After graduating with $75,000 in student loan debt, Ryan began a professional career in finance, aggressively saved and invested and became a self-made millennial millionaire in early 2019. He holds a Master's degree in Computational Finance, a Master's degree in Economics, and a Bachelor's degree in Mathematics. His two passions are investing and traveling.

3 thoughts on “Covered Call Strategy For Income: Avoid For These 4 Reasons

  1. For a while I was making money on these and thought it was some brilliant strategy. What you describe is exactly what happened to me and then I was stuck. I wish I would have read this article before giving it a try!

  2. Ryan – superb article on options. Superb. My background is I retired at 58 after holding executive positions in a Fortune 500 firm. I immediate took master’s courses required to sit for the CFP Exam & passed it in 2018. What is your opinion of how I use options below? I’ve been doing this for 6.5 years.

    The covered call / cash covered put approach I employ is to use them as a portfolio rebalancing strategy. Essentially, I see it as getting paid to rebalance. I periodically rebalance the portfolio when it approaches a certain threshold (say 55% – 65% equity + private placements).
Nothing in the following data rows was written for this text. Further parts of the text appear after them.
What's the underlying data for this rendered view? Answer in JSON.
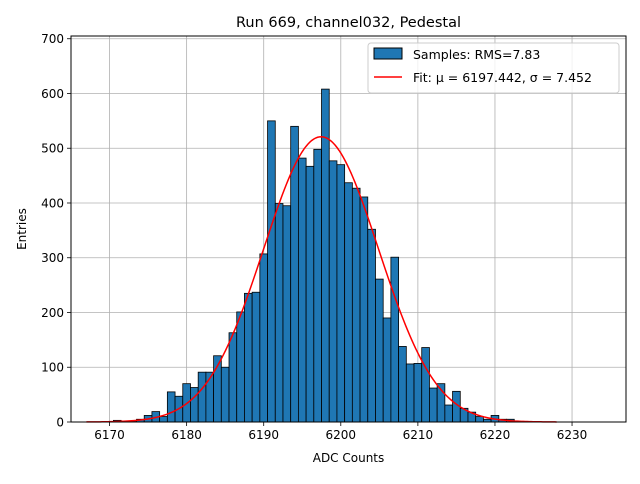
{
  "chart_data": {
    "type": "bar",
    "title": "Run 669, channel032, Pedestal",
    "xlabel": "ADC Counts",
    "ylabel": "Entries",
    "xlim": [
      6165,
      6237
    ],
    "ylim": [
      0,
      705
    ],
    "xticks": [
      6170,
      6180,
      6190,
      6200,
      6210,
      6220,
      6230
    ],
    "yticks": [
      0,
      100,
      200,
      300,
      400,
      500,
      600,
      700
    ],
    "grid": true,
    "legend_position": "top-right",
    "bin_width": 1,
    "series": [
      {
        "name": "Samples: RMS=7.83",
        "kind": "histogram",
        "color": "#1f77b4",
        "edge_color": "#000000",
        "bin_centers": [
          6170,
          6171,
          6172,
          6173,
          6174,
          6175,
          6176,
          6177,
          6178,
          6179,
          6180,
          6181,
          6182,
          6183,
          6184,
          6185,
          6186,
          6187,
          6188,
          6189,
          6190,
          6191,
          6192,
          6193,
          6194,
          6195,
          6196,
          6197,
          6198,
          6199,
          6200,
          6201,
          6202,
          6203,
          6204,
          6205,
          6206,
          6207,
          6208,
          6209,
          6210,
          6211,
          6212,
          6213,
          6214,
          6215,
          6216,
          6217,
          6218,
          6219,
          6220,
          6221,
          6222
        ],
        "counts": [
          0,
          3,
          1,
          2,
          5,
          12,
          19,
          10,
          55,
          47,
          70,
          63,
          91,
          91,
          121,
          100,
          163,
          201,
          235,
          237,
          307,
          550,
          399,
          395,
          540,
          482,
          467,
          498,
          608,
          477,
          470,
          437,
          427,
          411,
          352,
          261,
          190,
          301,
          138,
          106,
          107,
          136,
          62,
          70,
          31,
          56,
          25,
          18,
          10,
          5,
          12,
          5,
          5
        ]
      },
      {
        "name": "Fit: μ = 6197.442, σ = 7.452",
        "kind": "gaussian",
        "color": "#ff0000",
        "mu": 6197.442,
        "sigma": 7.452,
        "amplitude": 521,
        "x_range": [
          6167,
          6228
        ]
      }
    ]
  }
}
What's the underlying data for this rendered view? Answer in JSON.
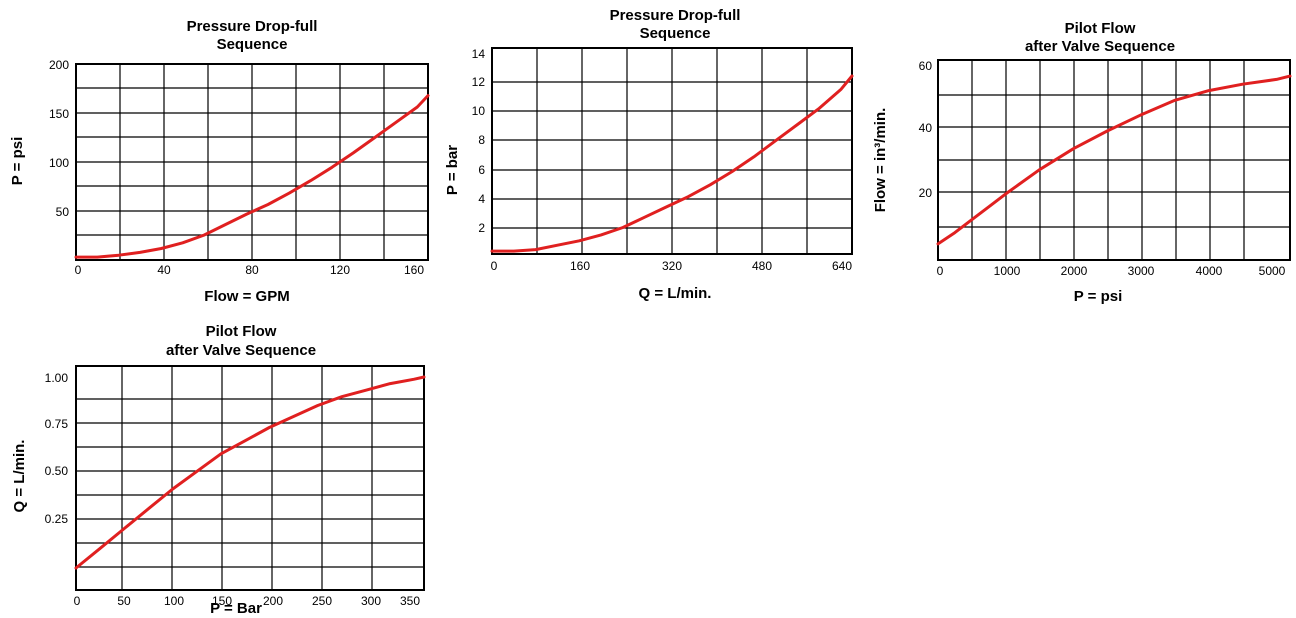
{
  "style": {
    "line_color": "#e02020",
    "grid_color": "#000000",
    "background": "#ffffff"
  },
  "chart_data": [
    {
      "type": "line",
      "title": [
        "Pressure Drop-full",
        "Sequence"
      ],
      "xlabel": "Flow = GPM",
      "ylabel": "P = psi",
      "xlim": [
        0,
        165
      ],
      "ylim": [
        0,
        205
      ],
      "xticks": [
        "0",
        "40",
        "80",
        "120",
        "160"
      ],
      "yticks": [
        "200",
        "150",
        "100",
        "50"
      ],
      "grid": true,
      "series": [
        {
          "x": [
            0,
            10,
            20,
            30,
            40,
            50,
            60,
            70,
            80,
            90,
            100,
            110,
            120,
            130,
            140,
            150,
            160,
            165
          ],
          "y": [
            3,
            3,
            5,
            8,
            12,
            18,
            26,
            37,
            48,
            58,
            70,
            83,
            97,
            112,
            128,
            144,
            160,
            172
          ]
        }
      ]
    },
    {
      "type": "line",
      "title": [
        "Pressure Drop-full",
        "Sequence"
      ],
      "xlabel": "Q = L/min.",
      "ylabel": "P = bar",
      "xlim": [
        0,
        660
      ],
      "ylim": [
        0,
        14
      ],
      "xticks": [
        "0",
        "160",
        "320",
        "480",
        "640"
      ],
      "yticks": [
        "14",
        "12",
        "10",
        "8",
        "6",
        "4",
        "2"
      ],
      "grid": true,
      "series": [
        {
          "x": [
            0,
            40,
            80,
            120,
            160,
            200,
            240,
            280,
            320,
            360,
            400,
            440,
            480,
            520,
            560,
            600,
            640,
            660
          ],
          "y": [
            0.2,
            0.2,
            0.3,
            0.6,
            0.9,
            1.3,
            1.8,
            2.5,
            3.2,
            3.9,
            4.7,
            5.6,
            6.6,
            7.7,
            8.8,
            9.9,
            11.2,
            12.1
          ]
        }
      ]
    },
    {
      "type": "line",
      "title": [
        "Pilot Flow",
        "after Valve Sequence"
      ],
      "xlabel": "P = psi",
      "ylabel": "Flow = in³/min.",
      "xlim": [
        0,
        5200
      ],
      "ylim": [
        0,
        62
      ],
      "xticks": [
        "0",
        "1000",
        "2000",
        "3000",
        "4000",
        "5000"
      ],
      "yticks": [
        "60",
        "40",
        "20"
      ],
      "grid": true,
      "series": [
        {
          "x": [
            0,
            250,
            500,
            750,
            1000,
            1500,
            2000,
            2500,
            3000,
            3500,
            4000,
            4500,
            5000,
            5200
          ],
          "y": [
            5,
            8.5,
            12.5,
            16.5,
            20.5,
            28,
            34.5,
            40,
            45,
            49.5,
            52.5,
            54.5,
            56,
            57
          ]
        }
      ]
    },
    {
      "type": "line",
      "title": [
        "Pilot Flow",
        "after Valve Sequence"
      ],
      "xlabel": "P = Bar",
      "ylabel": "Q = L/min.",
      "xlim": [
        0,
        360
      ],
      "ylim": [
        0,
        1.02
      ],
      "xticks": [
        "0",
        "50",
        "100",
        "150",
        "200",
        "250",
        "300",
        "350"
      ],
      "yticks": [
        "1.00",
        "0.75",
        "0.50",
        "0.25"
      ],
      "grid": true,
      "series": [
        {
          "x": [
            0,
            25,
            50,
            75,
            100,
            125,
            150,
            175,
            200,
            225,
            250,
            275,
            300,
            325,
            350,
            360
          ],
          "y": [
            0.1,
            0.19,
            0.28,
            0.37,
            0.46,
            0.54,
            0.62,
            0.68,
            0.74,
            0.79,
            0.84,
            0.88,
            0.91,
            0.94,
            0.96,
            0.97
          ]
        }
      ]
    }
  ]
}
Since I would rebalance anyway I sell covered calls on a limited portion of the equity portfolio (~20% and on ETF Indexes) at the appropriate time (using differing expirations & strike prices to manage assignment risk) under the assumption that approximately 20% (on a dollar weighted basis) will be called, thereby letting assignments perform the rebalancing for me…all the while collecting a premium to do it. If the calls expire out of the money, then there will have been no need to rebalance anyway and I still collected the premium. Same approach on selling cash-covered puts which I employ if the portfolio falls below 55% Equities / Private Placements.

    Feel free to be honest with you commentary without the need for being overly diplomatic.

    1. Actually I think this is a good idea since you are using options for a purpose. As long as you buy your rebalances on the same day as option expiry so that your cash inlay matches the cash outlay.